BREWER, Maine — Email addresses belonging to more than 1,000 patients of a Brewer medical practice were mistakenly disclosed twice Wednesday through an attempt to gather feedback about a new program.
Eastern Maine Healthcare Systems emailed 1,200 patients at the member practice, EMMC Family Medicine, with an invitation to take a survey about a new online medical records portal, the health system said early Wednesday. Recipients of the survey could view the email addresses of all the other recipients.
In attempting to rectify the disclosure, EMHS sent a second email that may have again allowed all of the recipients to see each others’ email addresses.

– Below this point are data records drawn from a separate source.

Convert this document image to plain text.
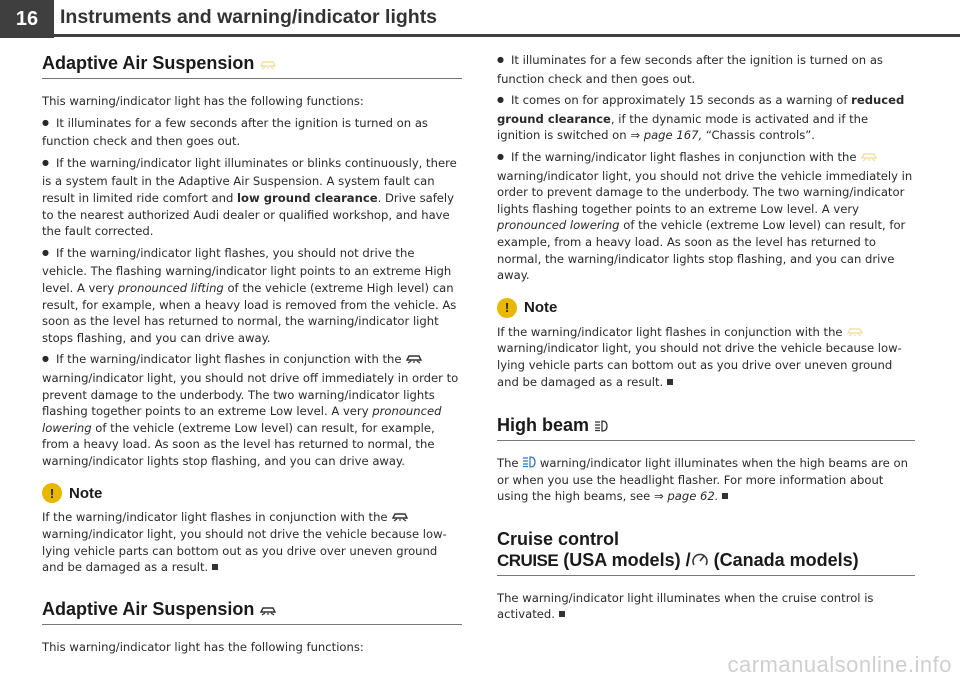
16	Instruments and warning/indicator lights
Adaptive Air Suspension

This warning/indicator light has the following functions:

● It illuminates for a few seconds after the ignition is turned on as function check and then goes out.

● If the warning/indicator light illuminates or blinks continuously, there is a system fault in the Adaptive Air Suspension. A system fault can result in limited ride comfort and low ground clearance. Drive safely to the nearest authorized Audi dealer or qualified workshop, and have the fault corrected.

● If the warning/indicator light flashes, you should not drive the vehicle. The flashing warning/indicator light points to an extreme High level. A very pronounced lifting of the vehicle (extreme High level) can result, for example, when a heavy load is removed from the vehicle. As soon as the level has returned to normal, the warning/indicator light stops flashing, and you can drive away.

● If the warning/indicator light flashes in conjunction with the  warning/indicator light, you should not drive off immediately in order to prevent damage to the underbody. The two warning/indicator lights flashing together points to an extreme Low level. A very pronounced lowering of the vehicle (extreme Low level) can result, for example, from a heavy load. As soon as the level has returned to normal, the warning/indicator lights stop flashing, and you can drive away.

! Note

If the warning/indicator light flashes in conjunction with the  warning/indicator light, you should not drive the vehicle because low-lying vehicle parts can bottom out as you drive over uneven ground and be damaged as a result.

Adaptive Air Suspension

This warning/indicator light has the following functions:

● It illuminates for a few seconds after the ignition is turned on as function check and then goes out.

● It comes on for approximately 15 seconds as a warning of reduced ground clearance, if the dynamic mode is activated and if the ignition is switched on ⇒ page 167, “Chassis controls”.

● If the warning/indicator light flashes in conjunction with the  warning/indicator light, you should not drive the vehicle immediately in order to prevent damage to the underbody. The two warning/indicator lights flashing together points to an extreme Low level. A very pronounced lowering of the vehicle (extreme Low level) can result, for example, from a heavy load. As soon as the level has returned to normal, the warning/indicator lights stop flashing, and you can drive away.

! Note

If the warning/indicator light flashes in conjunction with the  warning/indicator light, you should not drive the vehicle because low-lying vehicle parts can bottom out as you drive over uneven ground and be damaged as a result.

High beam

The  warning/indicator light illuminates when the high beams are on or when you use the headlight flasher. For more information about using the high beams, see ⇒ page 62.

Cruise control
CRUISE (USA models) / (Canada models)

The warning/indicator light illuminates when the cruise control is activated.

carmanualsonline.info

That information is typically shielded to protect patients’ identities, partly because many email addresses include full or partial names.
The messages contained no personal health or financial information and provided no access to that data, according to EMHS.
The emails did “not contain any other personal details other than email addresses,” EMHS said in a statement early Wednesday evening. “EMHS and EMMC are very serious about protecting patient information. We are currently determining the cause of this error and will take the necessary steps to ensure we do not share patient email addresses in the future.”
The health system is reviewing whether the disclosures violated federal regulations that protect patient health information.
EMHS sought feedback from the practice’s patients as it pilots the medical record portal, known as Blue Button. First rolled out through the Veterans Affairs department, the program has since expanded to more patients through a federal push. The tool allows patients to securely access their health data — maintained by clinicians and insurers through electronic health records — by clicking a blue button icon online. Patients also can use the tool to download their health information for their own records.